Meet Clare, diagnosed with a brain tumour, aged 15

Meet Clare, diagnosed with a brain tumour, aged 15


I’m Clare and I was diagnosed with a brain tumour at the age of 15. 

I love my tattoos and piercings and I’ve just had an arm piece done to celebrate five years with no tumour regrowth! This summer, I finished my BA in Philosophy and I’m about to start my MA at the University of Kent. I work as a nanny for two wonderful children and I’m a keen caver in my spare time.

Before my diagnosis, I was living at our family home in Buckinghamshire with my mum, dad, brother and our beautiful cockapoo named Charlie.

I was diagnosed in 2014 after having constant headaches, which I had put down to stress. I had some real struggles with my mental health before I was diagnosed, so that was the seemingly obvious cause, but finally after yet another doctors trip I got sent to the local hospital for a precautionary scan.

It was on my first day in Year 11 at school when the hospital asked me to return. I went with my mum and as soon as we sat down in the paediatrics waiting room it was clear something was wrong.

I was told I had something on my brain - it could have been an infection, a low grade or a high-grade brain tumour.

I was sent to the John Radcliffe hospital the next day for further tests and a biopsy, which was inconclusive. However, because I was experiencing so many symptoms synonymous with a brain tumour, I elected to have a craniotomy to remove the tumour, which was found to be a Grade 2 Glioma.

I was numb when I realised the reality behind my tumour and that it was always going to be present in my thoughts, if not my mind itself.
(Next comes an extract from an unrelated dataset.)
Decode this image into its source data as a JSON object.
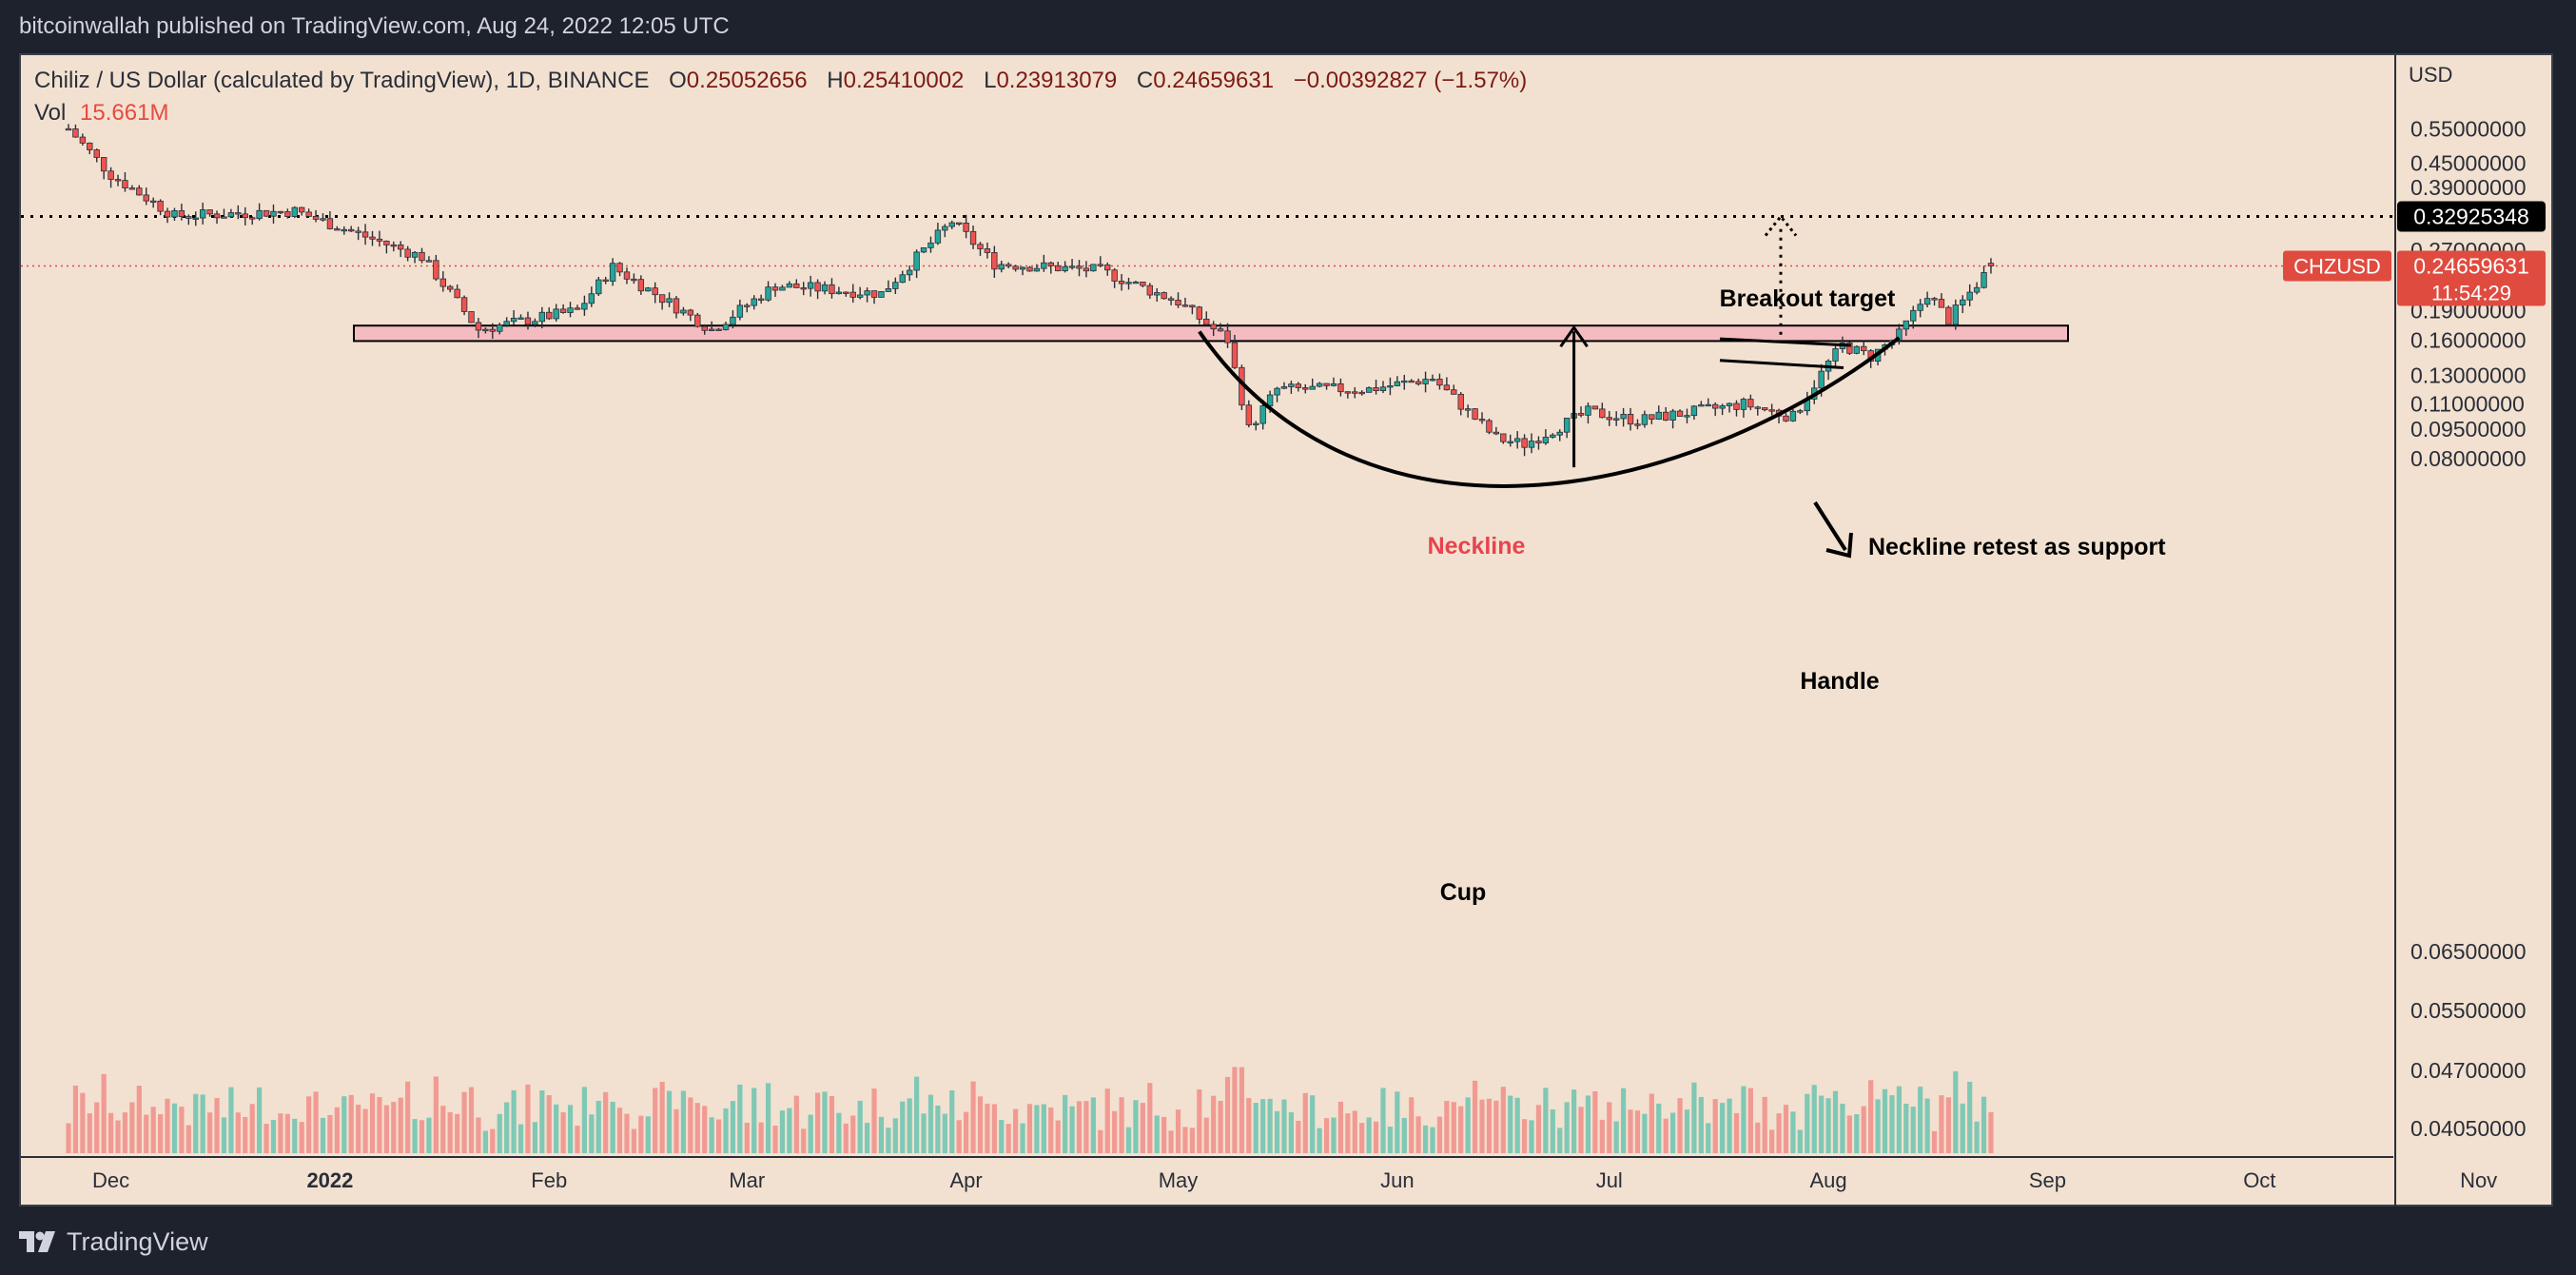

Even now, I find myself waiting for its return. 

It took me four years to recover from my surgery, and I still have a scan every six months, but I’ve just passed my five year ‘craniversary’ with no tumour growth!

My diagnosis completely changed my life and I am incredibly grateful to Teens Unite because they have allowed my diagnosis to actually benefit my life.
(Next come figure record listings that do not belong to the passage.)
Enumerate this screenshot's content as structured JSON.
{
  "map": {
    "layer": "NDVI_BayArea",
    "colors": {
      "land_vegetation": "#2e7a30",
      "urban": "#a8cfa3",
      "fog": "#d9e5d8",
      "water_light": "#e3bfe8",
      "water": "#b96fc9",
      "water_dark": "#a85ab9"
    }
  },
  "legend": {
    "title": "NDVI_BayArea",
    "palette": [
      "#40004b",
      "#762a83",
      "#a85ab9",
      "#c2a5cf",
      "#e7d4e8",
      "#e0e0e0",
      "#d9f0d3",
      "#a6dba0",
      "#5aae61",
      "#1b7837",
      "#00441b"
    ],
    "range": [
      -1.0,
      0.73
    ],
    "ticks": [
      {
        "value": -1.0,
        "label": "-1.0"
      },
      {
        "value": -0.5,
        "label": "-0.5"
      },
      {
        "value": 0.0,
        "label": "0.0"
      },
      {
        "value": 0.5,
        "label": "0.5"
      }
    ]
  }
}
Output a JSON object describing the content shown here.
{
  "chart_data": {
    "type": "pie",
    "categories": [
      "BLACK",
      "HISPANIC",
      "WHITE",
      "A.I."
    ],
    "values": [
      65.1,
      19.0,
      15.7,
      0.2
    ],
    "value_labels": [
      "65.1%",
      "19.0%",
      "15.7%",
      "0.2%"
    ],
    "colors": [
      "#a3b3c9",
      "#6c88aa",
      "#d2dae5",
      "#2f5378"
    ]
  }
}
I was on a downward trajectory and then being diagnosed with a brain tumour initially felt like the end. I was 15 when I registered with Teens Unite – it was at a time when I was feeling incredibly alone, but I soon found a group of people who understood what I was going through.

I started going to the activities organised by Teens Unite and realised this was a chance to get my life in gear and I felt so supported doing so.
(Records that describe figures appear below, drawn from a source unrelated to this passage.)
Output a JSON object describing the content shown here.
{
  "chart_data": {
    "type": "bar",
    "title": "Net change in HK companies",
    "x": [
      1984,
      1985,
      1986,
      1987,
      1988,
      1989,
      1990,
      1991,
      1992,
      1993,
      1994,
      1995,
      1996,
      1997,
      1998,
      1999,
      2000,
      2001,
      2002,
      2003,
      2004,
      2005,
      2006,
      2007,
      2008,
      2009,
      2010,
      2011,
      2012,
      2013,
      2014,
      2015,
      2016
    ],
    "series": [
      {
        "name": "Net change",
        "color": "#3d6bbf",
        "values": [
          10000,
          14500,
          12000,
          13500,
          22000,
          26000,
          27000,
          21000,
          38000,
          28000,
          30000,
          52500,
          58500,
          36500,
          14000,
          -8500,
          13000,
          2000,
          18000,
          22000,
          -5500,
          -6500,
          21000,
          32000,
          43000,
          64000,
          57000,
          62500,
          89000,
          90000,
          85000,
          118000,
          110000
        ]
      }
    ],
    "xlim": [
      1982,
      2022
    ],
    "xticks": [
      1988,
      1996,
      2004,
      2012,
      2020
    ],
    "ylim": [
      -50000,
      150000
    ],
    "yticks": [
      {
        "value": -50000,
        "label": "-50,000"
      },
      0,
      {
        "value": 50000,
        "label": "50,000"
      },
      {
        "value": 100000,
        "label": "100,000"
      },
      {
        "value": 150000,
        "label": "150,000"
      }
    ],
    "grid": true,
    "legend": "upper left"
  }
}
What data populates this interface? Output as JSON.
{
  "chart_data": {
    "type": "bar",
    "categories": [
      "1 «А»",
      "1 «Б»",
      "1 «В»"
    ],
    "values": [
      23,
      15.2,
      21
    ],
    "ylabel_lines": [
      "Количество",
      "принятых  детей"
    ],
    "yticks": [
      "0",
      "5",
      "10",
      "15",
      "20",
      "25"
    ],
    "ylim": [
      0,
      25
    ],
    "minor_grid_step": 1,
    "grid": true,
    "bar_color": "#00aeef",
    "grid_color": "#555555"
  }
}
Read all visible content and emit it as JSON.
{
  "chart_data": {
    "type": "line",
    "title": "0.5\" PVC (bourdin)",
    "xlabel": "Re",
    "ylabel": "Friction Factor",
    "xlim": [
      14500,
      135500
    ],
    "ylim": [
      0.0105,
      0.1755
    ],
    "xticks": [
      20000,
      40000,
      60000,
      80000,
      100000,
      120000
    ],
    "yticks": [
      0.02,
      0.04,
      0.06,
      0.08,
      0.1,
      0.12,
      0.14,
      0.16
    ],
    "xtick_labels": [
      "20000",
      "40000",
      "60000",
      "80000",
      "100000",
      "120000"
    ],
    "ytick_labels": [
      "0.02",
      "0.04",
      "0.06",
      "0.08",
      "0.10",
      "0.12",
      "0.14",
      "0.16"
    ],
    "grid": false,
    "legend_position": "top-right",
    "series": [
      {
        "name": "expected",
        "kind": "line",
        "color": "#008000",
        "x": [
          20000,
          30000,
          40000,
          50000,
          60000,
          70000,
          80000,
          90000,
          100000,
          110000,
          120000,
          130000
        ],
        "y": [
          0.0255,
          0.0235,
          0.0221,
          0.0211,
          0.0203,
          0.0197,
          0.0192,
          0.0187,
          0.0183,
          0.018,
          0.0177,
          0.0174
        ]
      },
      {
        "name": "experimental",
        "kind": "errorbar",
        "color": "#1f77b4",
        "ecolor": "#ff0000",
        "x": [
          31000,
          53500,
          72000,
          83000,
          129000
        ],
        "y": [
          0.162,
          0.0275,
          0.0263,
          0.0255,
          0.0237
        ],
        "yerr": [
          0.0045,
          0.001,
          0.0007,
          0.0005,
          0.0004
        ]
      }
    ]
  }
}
I have struggled with fatigue and I have a metal plate in my head, which occasionally plays up, but the support from Teens Unite and my friends has encouraged me to start living again.

I attended Teens Unite’s ‘Discover You’ event, where motivational speakers took to the stage throughout the day to share their life experiences. One of them spoke in a way that was so inspiring and his words are still with me now, four years on.

I’ve also done a junk percussion music workshop, macramé workshop, a beauty day and a skincare day as well as an online art workshop during lockdown.

Teens Unite mean the world to me. They have encouraged me to stay strong and determined. I have made genuine friends and found a charity that cares about you no matter where you are in your cancer journey.

I cannot thank them enough for the profound impact they have had in helping me to enjoy life.